The peer-reviewed report highlights that 90% of humanity, or approximately 7.3 billion people, experienced at least 10 days of high temperatures significantly intensified by climate change.
Andrew Pershing, a climate scientist at Climate Central, noted that while people are aware of unusual weather patterns, they often don't connect these changes to ongoing fossil fuel consumption.
The report further underscores the global impacts of the climate crisis. For instance, one in four people worldwide, equating to around 1.9 billion individuals, suffered through dangerous heatwaves.
The global average temperature was 1.3 degrees Celsius higher than pre-industrial levels, alarmingly close to the 1.5 C limit set in the Paris Agreement.
Jason Smerdon, a climate scientist at Columbia University, emphasized the predictability of these warming trends, which have been projected for decades. The report detailed examples of various regional effects of extreme heat:
In Africa, extreme heat fueled heavy rainfall, contributing to Storm Daniel becoming the continent's deadliest storm.
In India, 86% of the population faced over 30 days of elevated temperatures.
Brazil’s Amazon region experienced historic low river levels due to drought.
The U.S. saw at least 383 deaths from extreme weather events, including the deadliest fire of the century in Maui.

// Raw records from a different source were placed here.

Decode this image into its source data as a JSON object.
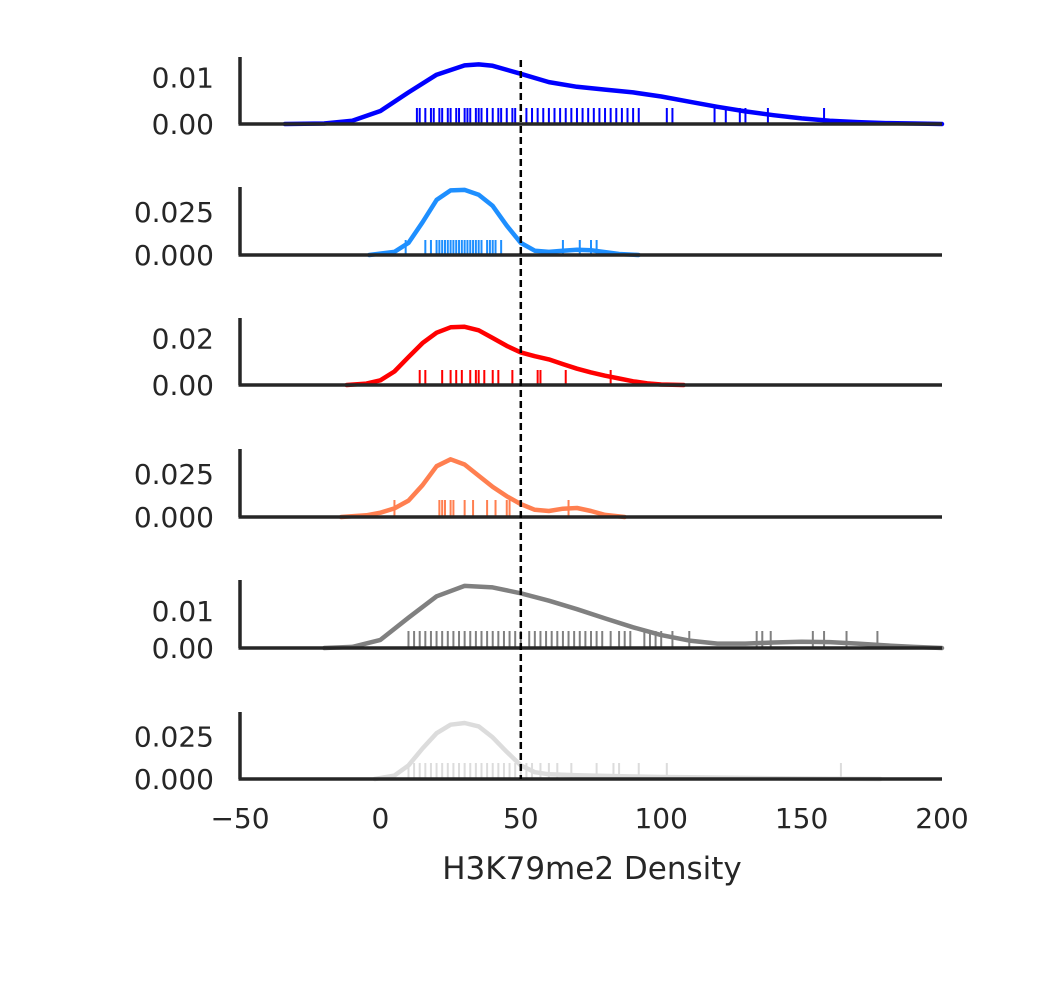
{
  "chart_data": {
    "type": "density-ridge",
    "title": "",
    "xlabel": "H3K79me2 Density",
    "xlim": [
      -50,
      200
    ],
    "xticks": [
      -50,
      0,
      50,
      100,
      150,
      200
    ],
    "xtick_labels": [
      "−50",
      "0",
      "50",
      "100",
      "150",
      "200"
    ],
    "reference_line": {
      "x": 50,
      "style": "dashed",
      "color": "#000000"
    },
    "grid": false,
    "legend": "none",
    "panels": [
      {
        "color": "#0000ff",
        "ylim": [
          0,
          0.0144
        ],
        "ytick_values": [
          0,
          0.01
        ],
        "ytick_labels": [
          "0.00",
          "0.01"
        ],
        "kde_x": [
          -34,
          -20,
          -10,
          0,
          10,
          20,
          30,
          35,
          40,
          50,
          60,
          70,
          80,
          90,
          100,
          110,
          120,
          130,
          140,
          150,
          160,
          170,
          180,
          190,
          200
        ],
        "kde_y": [
          0,
          0.0001,
          0.0007,
          0.0028,
          0.0068,
          0.0106,
          0.0126,
          0.0128,
          0.0125,
          0.0108,
          0.009,
          0.008,
          0.0074,
          0.0068,
          0.0059,
          0.0048,
          0.0037,
          0.0027,
          0.0019,
          0.0012,
          0.0007,
          0.0004,
          0.0002,
          0.0001,
          0
        ],
        "rug": [
          13,
          14,
          16,
          18,
          19,
          21,
          22,
          24,
          25,
          27,
          28,
          30,
          31,
          32,
          34,
          35,
          36,
          38,
          40,
          42,
          43,
          45,
          47,
          48,
          52,
          54,
          56,
          58,
          60,
          62,
          64,
          66,
          68,
          70,
          72,
          74,
          76,
          78,
          80,
          82,
          84,
          86,
          88,
          90,
          92,
          102,
          104,
          119,
          123,
          128,
          130,
          138,
          158
        ]
      },
      {
        "color": "#1e8fff",
        "ylim": [
          0,
          0.0395
        ],
        "ytick_values": [
          0,
          0.025
        ],
        "ytick_labels": [
          "0.000",
          "0.025"
        ],
        "kde_x": [
          -4,
          5,
          10,
          15,
          20,
          25,
          30,
          35,
          40,
          45,
          50,
          55,
          60,
          65,
          70,
          75,
          80,
          85,
          92
        ],
        "kde_y": [
          0,
          0.0018,
          0.007,
          0.019,
          0.032,
          0.0375,
          0.0378,
          0.035,
          0.0285,
          0.017,
          0.007,
          0.0025,
          0.0018,
          0.0025,
          0.003,
          0.0028,
          0.0017,
          0.0006,
          0
        ],
        "rug": [
          9,
          16,
          18,
          20,
          21,
          22,
          23,
          24,
          25,
          26,
          27,
          28,
          29,
          30,
          31,
          32,
          33,
          34,
          35,
          36,
          38,
          39,
          40,
          41,
          43,
          65,
          71,
          75,
          77
        ]
      },
      {
        "color": "#ff0000",
        "ylim": [
          0,
          0.0288
        ],
        "ytick_values": [
          0,
          0.02
        ],
        "ytick_labels": [
          "0.00",
          "0.02"
        ],
        "kde_x": [
          -12,
          -5,
          0,
          5,
          10,
          15,
          20,
          25,
          30,
          35,
          40,
          45,
          50,
          55,
          60,
          65,
          70,
          75,
          80,
          85,
          90,
          95,
          100,
          108
        ],
        "kde_y": [
          0,
          0.0006,
          0.002,
          0.0058,
          0.012,
          0.018,
          0.0225,
          0.0248,
          0.025,
          0.0235,
          0.0202,
          0.0168,
          0.014,
          0.0124,
          0.011,
          0.009,
          0.007,
          0.0054,
          0.004,
          0.0028,
          0.0016,
          0.0007,
          0.0002,
          0
        ],
        "rug": [
          14,
          16,
          22,
          25,
          27,
          29,
          32,
          34,
          35,
          37,
          40,
          42,
          47,
          56,
          57,
          66,
          82
        ]
      },
      {
        "color": "#ff7f50",
        "ylim": [
          0,
          0.0395
        ],
        "ytick_values": [
          0,
          0.025
        ],
        "ytick_labels": [
          "0.000",
          "0.025"
        ],
        "kde_x": [
          -14,
          -5,
          0,
          5,
          10,
          15,
          20,
          25,
          30,
          35,
          40,
          45,
          50,
          55,
          60,
          65,
          70,
          75,
          80,
          87
        ],
        "kde_y": [
          0,
          0.001,
          0.0025,
          0.005,
          0.0095,
          0.0185,
          0.0295,
          0.0335,
          0.0305,
          0.024,
          0.0175,
          0.012,
          0.0075,
          0.0042,
          0.0035,
          0.0048,
          0.0052,
          0.0035,
          0.0012,
          0
        ],
        "rug": [
          5,
          21,
          22,
          23,
          25,
          26,
          30,
          33,
          38,
          41,
          45,
          46,
          67
        ]
      },
      {
        "color": "#808080",
        "ylim": [
          0,
          0.0184
        ],
        "ytick_values": [
          0,
          0.01
        ],
        "ytick_labels": [
          "0.00",
          "0.01"
        ],
        "kde_x": [
          -20,
          -10,
          0,
          10,
          20,
          30,
          40,
          50,
          60,
          70,
          80,
          90,
          100,
          110,
          120,
          130,
          140,
          150,
          160,
          170,
          180,
          190,
          200
        ],
        "kde_y": [
          0,
          0.0003,
          0.0022,
          0.0082,
          0.014,
          0.0168,
          0.0164,
          0.0148,
          0.0128,
          0.0105,
          0.008,
          0.0056,
          0.0035,
          0.002,
          0.0012,
          0.0012,
          0.0015,
          0.0017,
          0.0016,
          0.0012,
          0.0007,
          0.0003,
          0
        ],
        "rug": [
          10,
          12,
          14,
          16,
          18,
          20,
          22,
          24,
          26,
          28,
          30,
          32,
          34,
          36,
          38,
          40,
          42,
          44,
          46,
          48,
          50,
          53,
          55,
          57,
          59,
          61,
          63,
          65,
          67,
          69,
          71,
          73,
          75,
          77,
          79,
          82,
          85,
          87,
          89,
          94,
          96,
          98,
          100,
          104,
          110,
          134,
          136,
          139,
          154,
          158,
          166,
          177
        ]
      },
      {
        "color": "#dcdcdc",
        "ylim": [
          0,
          0.0395
        ],
        "ytick_values": [
          0,
          0.025
        ],
        "ytick_labels": [
          "0.000",
          "0.025"
        ],
        "kde_x": [
          -2,
          5,
          10,
          15,
          20,
          25,
          30,
          35,
          40,
          45,
          50,
          55,
          60,
          70,
          80,
          90,
          100,
          110,
          120,
          140,
          160,
          178
        ],
        "kde_y": [
          0,
          0.002,
          0.008,
          0.018,
          0.027,
          0.032,
          0.033,
          0.031,
          0.0245,
          0.016,
          0.008,
          0.004,
          0.0028,
          0.0022,
          0.0018,
          0.0015,
          0.0012,
          0.001,
          0.0008,
          0.0005,
          0.0002,
          0
        ],
        "rug": [
          10,
          12,
          14,
          16,
          18,
          20,
          22,
          24,
          26,
          28,
          30,
          32,
          34,
          36,
          38,
          40,
          42,
          44,
          46,
          48,
          50,
          52,
          54,
          57,
          60,
          63,
          68,
          77,
          83,
          85,
          92,
          102,
          164
        ]
      }
    ]
  }
}
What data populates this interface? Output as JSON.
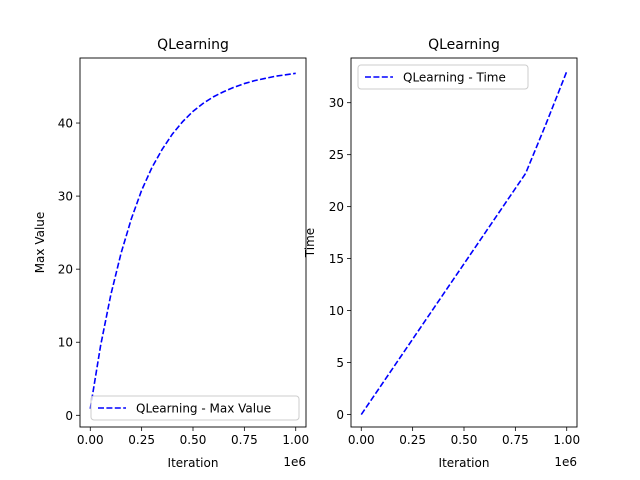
{
  "chart_data": [
    {
      "type": "line",
      "title": "QLearning",
      "xlabel": "Iteration",
      "ylabel": "Max Value",
      "x_offset_text": "1e6",
      "x_ticks": [
        0.0,
        0.25,
        0.5,
        0.75,
        1.0
      ],
      "x_tick_labels": [
        "0.00",
        "0.25",
        "0.50",
        "0.75",
        "1.00"
      ],
      "y_ticks": [
        0,
        10,
        20,
        30,
        40
      ],
      "y_tick_labels": [
        "0",
        "10",
        "20",
        "30",
        "40"
      ],
      "xlim": [
        -0.05,
        1.05
      ],
      "ylim": [
        -1.6,
        48.9
      ],
      "grid": false,
      "legend": "lower-right",
      "series": [
        {
          "name": "QLearning - Max Value",
          "color": "#0000ff",
          "linestyle": "dashed",
          "x": [
            0.0,
            0.05,
            0.1,
            0.15,
            0.2,
            0.25,
            0.3,
            0.35,
            0.4,
            0.45,
            0.5,
            0.55,
            0.6,
            0.65,
            0.7,
            0.75,
            0.8,
            0.85,
            0.9,
            0.95,
            1.0
          ],
          "y": [
            0.9,
            9.5,
            16.5,
            22.2,
            26.9,
            30.8,
            33.9,
            36.4,
            38.5,
            40.2,
            41.6,
            42.7,
            43.6,
            44.3,
            44.9,
            45.4,
            45.8,
            46.1,
            46.4,
            46.6,
            46.8
          ]
        }
      ]
    },
    {
      "type": "line",
      "title": "QLearning",
      "xlabel": "Iteration",
      "ylabel": "Time",
      "x_offset_text": "1e6",
      "x_ticks": [
        0.0,
        0.25,
        0.5,
        0.75,
        1.0
      ],
      "x_tick_labels": [
        "0.00",
        "0.25",
        "0.50",
        "0.75",
        "1.00"
      ],
      "y_ticks": [
        0,
        5,
        10,
        15,
        20,
        25,
        30
      ],
      "y_tick_labels": [
        "0",
        "5",
        "10",
        "15",
        "20",
        "25",
        "30"
      ],
      "xlim": [
        -0.05,
        1.05
      ],
      "ylim": [
        -1.2,
        34.3
      ],
      "grid": false,
      "legend": "upper-left",
      "series": [
        {
          "name": "QLearning - Time",
          "color": "#0000ff",
          "linestyle": "dashed",
          "x": [
            0.0,
            0.1,
            0.2,
            0.3,
            0.4,
            0.5,
            0.6,
            0.7,
            0.8,
            0.9,
            1.0
          ],
          "y": [
            0.0,
            2.9,
            5.8,
            8.7,
            11.6,
            14.5,
            17.4,
            20.3,
            23.2,
            28.0,
            33.0
          ]
        }
      ]
    }
  ]
}
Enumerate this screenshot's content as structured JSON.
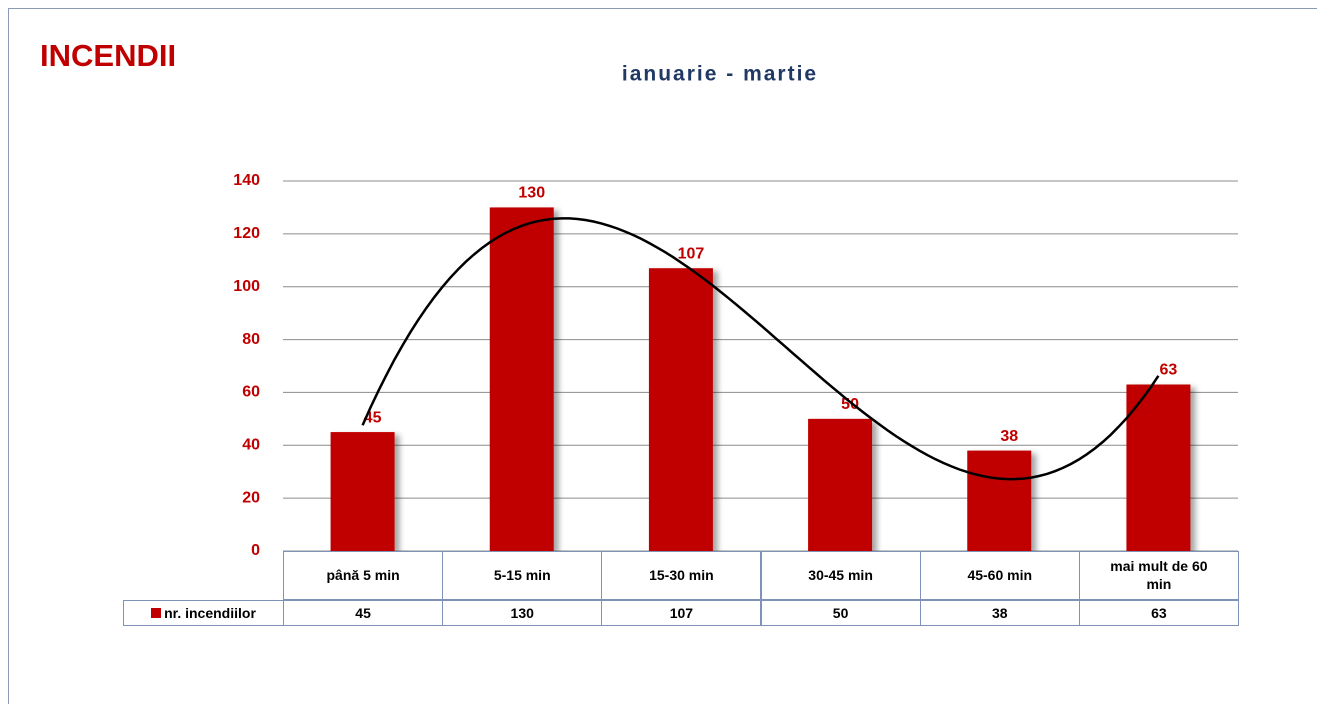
{
  "heading": "INCENDII",
  "chart_data": {
    "type": "bar",
    "title": "ianuarie - martie",
    "categories": [
      "până 5 min",
      "5-15 min",
      "15-30 min",
      "30-45 min",
      "45-60 min",
      "mai mult de 60 min"
    ],
    "series": [
      {
        "name": "nr. incendiilor",
        "color": "#c00000",
        "values": [
          45,
          130,
          107,
          50,
          38,
          63
        ]
      }
    ],
    "ylim": [
      0,
      140
    ],
    "yticks": [
      0,
      20,
      40,
      60,
      80,
      100,
      120,
      140
    ],
    "grid": true,
    "trendline": {
      "type": "polynomial",
      "order": 3
    }
  }
}
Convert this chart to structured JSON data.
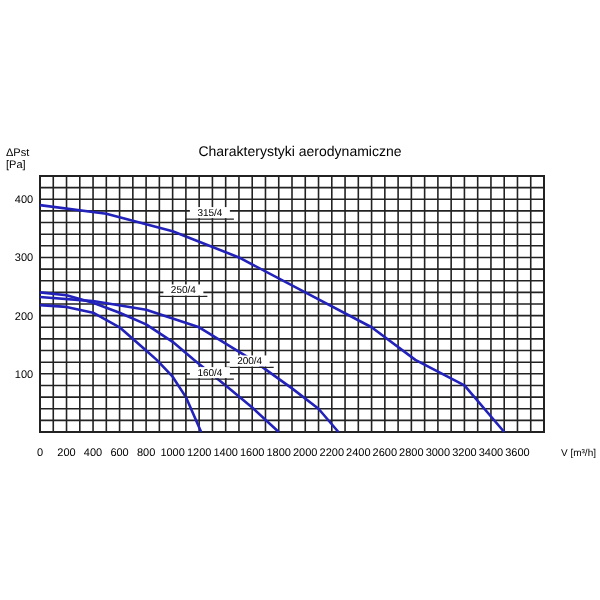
{
  "chart_data": {
    "type": "line",
    "title": "Charakterystyki aerodynamiczne",
    "xlabel": "V [m³/h]",
    "ylabel": "ΔPst [Pa]",
    "xlim": [
      0,
      3800
    ],
    "ylim": [
      0,
      440
    ],
    "xticks": [
      0,
      {
        "value": 100,
        "label": null
      },
      200,
      {
        "value": 300,
        "label": null
      },
      400,
      {
        "value": 500,
        "label": null
      },
      600,
      {
        "value": 700,
        "label": null
      },
      800,
      {
        "value": 900,
        "label": null
      },
      1000,
      {
        "value": 1100,
        "label": null
      },
      1200,
      {
        "value": 1300,
        "label": null
      },
      1400,
      {
        "value": 1500,
        "label": null
      },
      1600,
      {
        "value": 1700,
        "label": null
      },
      1800,
      {
        "value": 1900,
        "label": null
      },
      2000,
      {
        "value": 2100,
        "label": null
      },
      2200,
      {
        "value": 2300,
        "label": null
      },
      2400,
      {
        "value": 2500,
        "label": null
      },
      2600,
      {
        "value": 2700,
        "label": null
      },
      2800,
      {
        "value": 2900,
        "label": null
      },
      3000,
      {
        "value": 3100,
        "label": null
      },
      3200,
      {
        "value": 3300,
        "label": null
      },
      3400,
      {
        "value": 3500,
        "label": null
      },
      3600,
      {
        "value": 3700,
        "label": null
      },
      {
        "value": 3800,
        "label": null
      }
    ],
    "yticks": [
      {
        "value": 20,
        "label": null
      },
      {
        "value": 40,
        "label": null
      },
      {
        "value": 60,
        "label": null
      },
      {
        "value": 80,
        "label": null
      },
      100,
      {
        "value": 120,
        "label": null
      },
      {
        "value": 140,
        "label": null
      },
      {
        "value": 160,
        "label": null
      },
      {
        "value": 180,
        "label": null
      },
      200,
      {
        "value": 220,
        "label": null
      },
      {
        "value": 240,
        "label": null
      },
      {
        "value": 260,
        "label": null
      },
      {
        "value": 280,
        "label": null
      },
      300,
      {
        "value": 320,
        "label": null
      },
      {
        "value": 340,
        "label": null
      },
      {
        "value": 360,
        "label": null
      },
      {
        "value": 380,
        "label": null
      },
      400,
      {
        "value": 420,
        "label": null
      },
      {
        "value": 440,
        "label": null
      }
    ],
    "grid": true,
    "line_style": "solid",
    "series": [
      {
        "color": "#2222bb",
        "x": [
          0,
          500,
          1000,
          1500,
          2000,
          2500,
          2830,
          3200,
          3500
        ],
        "values": [
          390,
          375,
          345,
          300,
          240,
          180,
          124,
          80,
          0
        ]
      },
      {
        "color": "#2222bb",
        "x": [
          0,
          400,
          800,
          1200,
          1600,
          1900,
          2100,
          2250
        ],
        "values": [
          232,
          225,
          210,
          180,
          124,
          75,
          40,
          0
        ]
      },
      {
        "color": "#2222bb",
        "x": [
          0,
          200,
          400,
          600,
          800,
          1000,
          1160,
          1400,
          1600,
          1800
        ],
        "values": [
          240,
          235,
          222,
          205,
          185,
          155,
          124,
          80,
          42,
          0
        ]
      },
      {
        "color": "#2222bb",
        "x": [
          0,
          200,
          400,
          600,
          800,
          880,
          1000,
          1100,
          1215
        ],
        "values": [
          218,
          215,
          205,
          180,
          140,
          124,
          95,
          60,
          0
        ]
      }
    ],
    "annotations": [
      {
        "text": "315/4",
        "x": 1100,
        "y": 335
      },
      {
        "text": "250/4",
        "x": 900,
        "y": 202
      },
      {
        "text": "200/4",
        "x": 1400,
        "y": 80
      },
      {
        "text": "160/4",
        "x": 1100,
        "y": 60
      }
    ]
  }
}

In Canada, one in every 200 people was evacuated due to wildfires.
Jamaica experienced temperatures made four times more likely by climate change.
Experts like Kristie Ebi from the University of Washington urge the need for adaptation, mitigation, and preparedness in the face of these uneven impacts. Kim Cobb, a climate scientist at Brown University, highlighted the critical role of oceans in absorbing excess heat but warned that they are nearing their absorption limits.
This report underscores the urgent need for global action to address the escalating climate crisis and its widespread impacts.